Ya; talimatın 56. maddesinde öngörülen ve benim de ısrarla “şike” dediğim eylemlerin karşılığı ne oldu?
Kurul, aralarında iki kulüp başkanı ve antrenörlerinin de bulunduğu 29 kişinin dosyasını ayırdı. Ve Ankara Batı Cumhuriyet Savcılığınca sürdürülen soruşturmanın sonucunun beklenmesine karar verdi.
İşin ilginç yanı, bu kişiler hakkındaki “tedbir” kararının kaldırılması oldu.
Yani suçları ispatlanana dek, futbolla ilişkileri kesilemez dedi!
Evet hukukun temel ilkelerindendir, keşke her alanda uygulansa.
Yargı süreci ne zaman tamamlanır bilemem.
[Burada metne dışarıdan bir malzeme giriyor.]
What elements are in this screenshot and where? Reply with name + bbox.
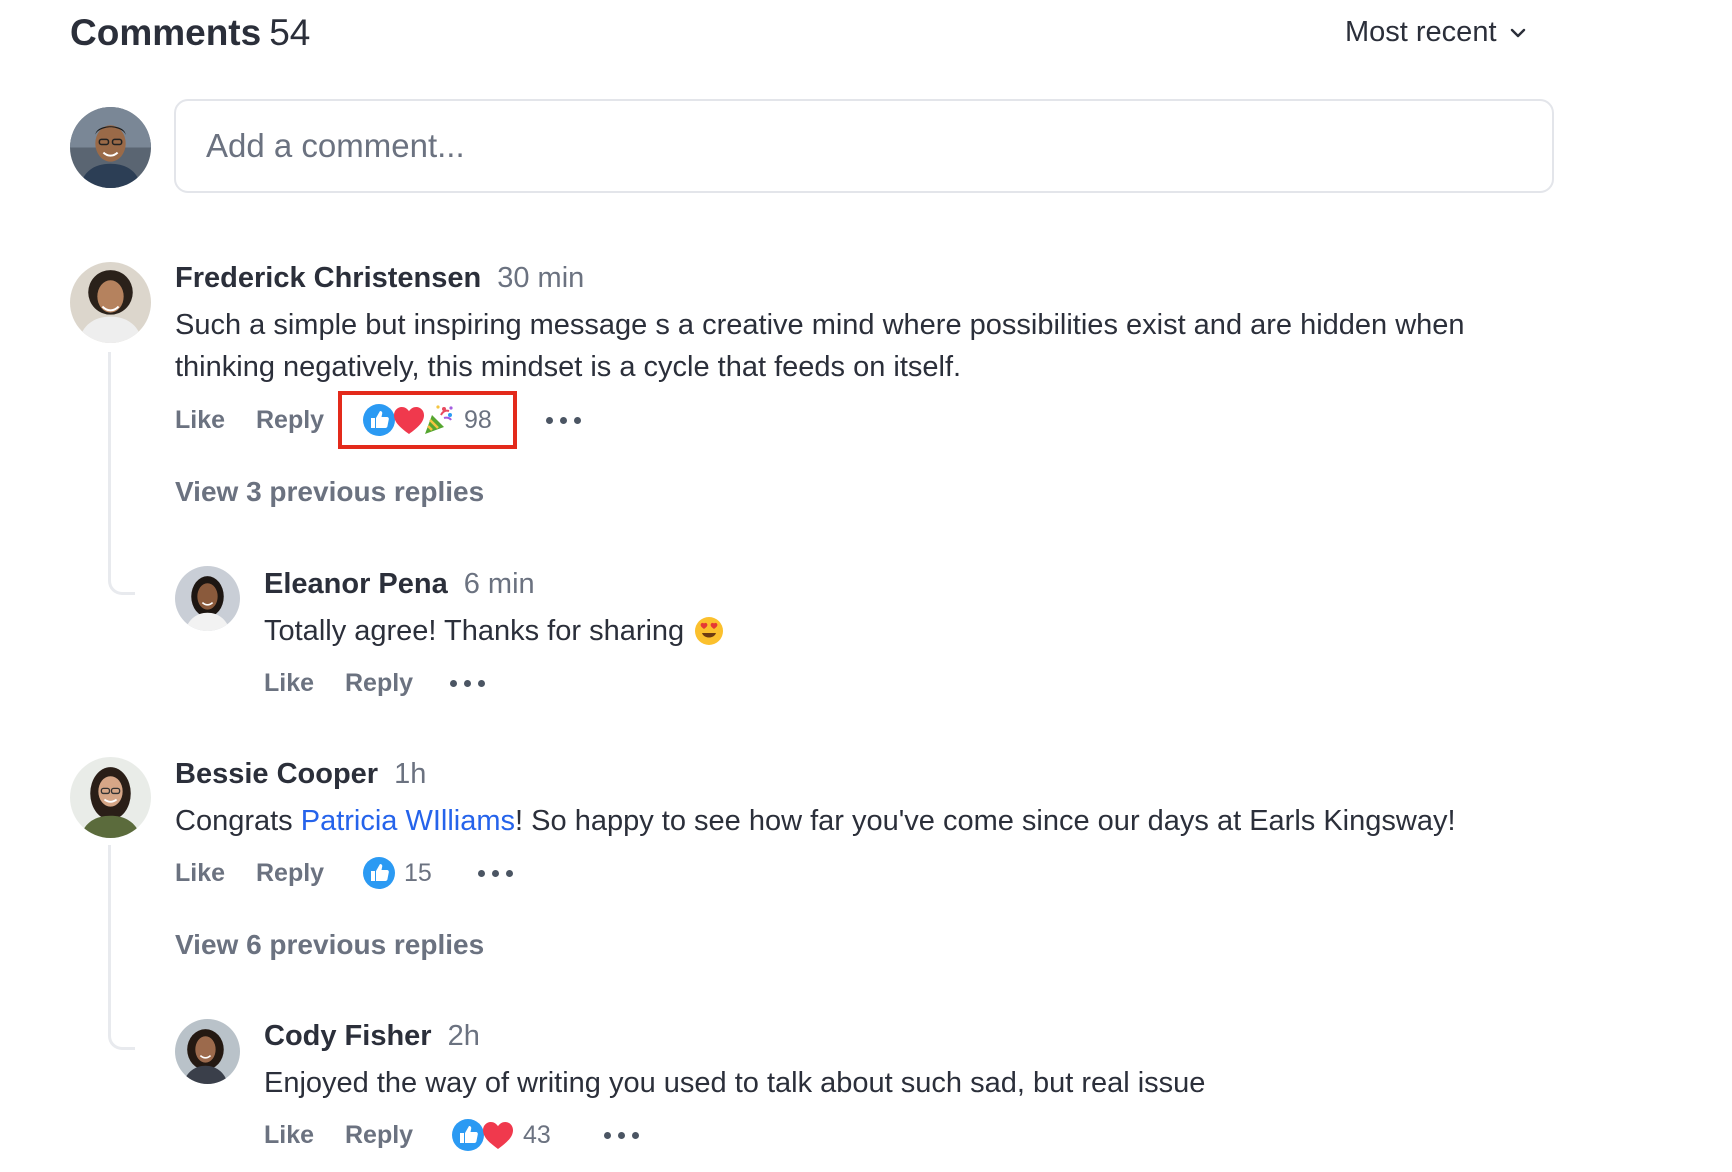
party-popper-reaction-icon	[422, 403, 456, 437]
comment-author[interactable]: Bessie Cooper	[175, 758, 378, 790]
reply-time: 2h	[447, 1020, 480, 1052]
comment-text: Such a simple but inspiring message s a …	[175, 304, 1465, 388]
avatar	[175, 1019, 240, 1084]
view-previous-replies-link[interactable]: View 3 previous replies	[175, 476, 484, 508]
reply-button[interactable]: Reply	[345, 669, 413, 698]
like-button[interactable]: Like	[264, 1121, 314, 1150]
comment-author[interactable]: Frederick Christensen	[175, 262, 481, 294]
reply-button[interactable]: Reply	[345, 1121, 413, 1150]
comment-text-part: Congrats	[175, 805, 301, 837]
sort-dropdown[interactable]: Most recent	[1345, 16, 1527, 49]
reply-text: Enjoyed the way of writing you used to t…	[264, 1067, 1206, 1099]
thread-line	[108, 845, 135, 1050]
reply-button[interactable]: Reply	[256, 406, 324, 435]
mention-link[interactable]: Patricia WIlliams	[301, 805, 515, 837]
comment-time: 1h	[394, 758, 427, 790]
comment-text: Congrats Patricia WIlliams! So happy to …	[175, 800, 1456, 842]
reaction-count: 43	[523, 1120, 551, 1149]
like-button[interactable]: Like	[175, 859, 225, 888]
reply-button[interactable]: Reply	[256, 859, 324, 888]
comment-text-line: thinking negatively, this mindset is a c…	[175, 351, 962, 383]
thumbs-up-reaction-icon	[362, 403, 396, 437]
sort-label: Most recent	[1345, 16, 1497, 48]
reaction-count: 98	[464, 405, 492, 434]
reply-text: Totally agree! Thanks for sharing	[264, 615, 685, 647]
comment-time: 30 min	[497, 262, 585, 294]
heart-eyes-emoji-icon	[695, 617, 724, 645]
current-user-avatar	[70, 107, 151, 188]
more-options-icon[interactable]	[450, 680, 485, 687]
more-options-icon[interactable]	[546, 417, 581, 424]
comments-title: Comments	[70, 12, 262, 53]
more-options-icon[interactable]	[604, 1132, 639, 1139]
reaction-summary[interactable]: 15	[362, 856, 432, 890]
more-options-icon[interactable]	[478, 870, 513, 877]
thread-line	[108, 352, 135, 595]
reaction-count: 15	[404, 858, 432, 887]
reply-header: Eleanor Pena 6 min	[264, 568, 535, 601]
comment-text-part: ! So happy to see how far you've come si…	[515, 805, 1456, 837]
comment-header: Bessie Cooper 1h	[175, 758, 426, 791]
comments-count: 54	[269, 12, 311, 53]
reply-author[interactable]: Eleanor Pena	[264, 568, 448, 600]
reply-header: Cody Fisher 2h	[264, 1020, 480, 1053]
thumbs-up-reaction-icon	[451, 1118, 485, 1152]
comment-header: Frederick Christensen 30 min	[175, 262, 584, 295]
heart-reaction-icon	[392, 403, 426, 437]
comments-header: Comments 54	[70, 12, 310, 54]
reply-text-row: Totally agree! Thanks for sharing	[264, 610, 724, 652]
view-previous-replies-link[interactable]: View 6 previous replies	[175, 929, 484, 961]
avatar	[175, 566, 240, 631]
reaction-summary[interactable]: 43	[451, 1118, 551, 1152]
thumbs-up-reaction-icon	[362, 856, 396, 890]
like-button[interactable]: Like	[264, 669, 314, 698]
chevron-down-icon	[1510, 28, 1525, 37]
reply-author[interactable]: Cody Fisher	[264, 1020, 432, 1052]
avatar	[70, 757, 151, 838]
heart-reaction-icon	[481, 1118, 515, 1152]
reply-time: 6 min	[463, 568, 535, 600]
comment-input[interactable]	[174, 99, 1554, 193]
comment-text-line: Such a simple but inspiring message s a …	[175, 309, 1465, 341]
reaction-summary[interactable]: 98	[362, 403, 492, 437]
like-button[interactable]: Like	[175, 406, 225, 435]
avatar	[70, 262, 151, 343]
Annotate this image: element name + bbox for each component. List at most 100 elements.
Umarım uzamaz.
56 kişiyi belge, telefon kaydı ve itiraflar doğrultusunda PFDK’ya sevk ettiniz.
Bahis oynayanları bu kanıtlara dayanarak cezalandırdınız, şike yaptığı iddia edilenleri ise futbol alemine geri gönderdiniz.
Endişem; bu gecikmenin futbolun kılcal damarlarına sirayet eden şike illetini cesaretlendirecek yolları açmasıdır.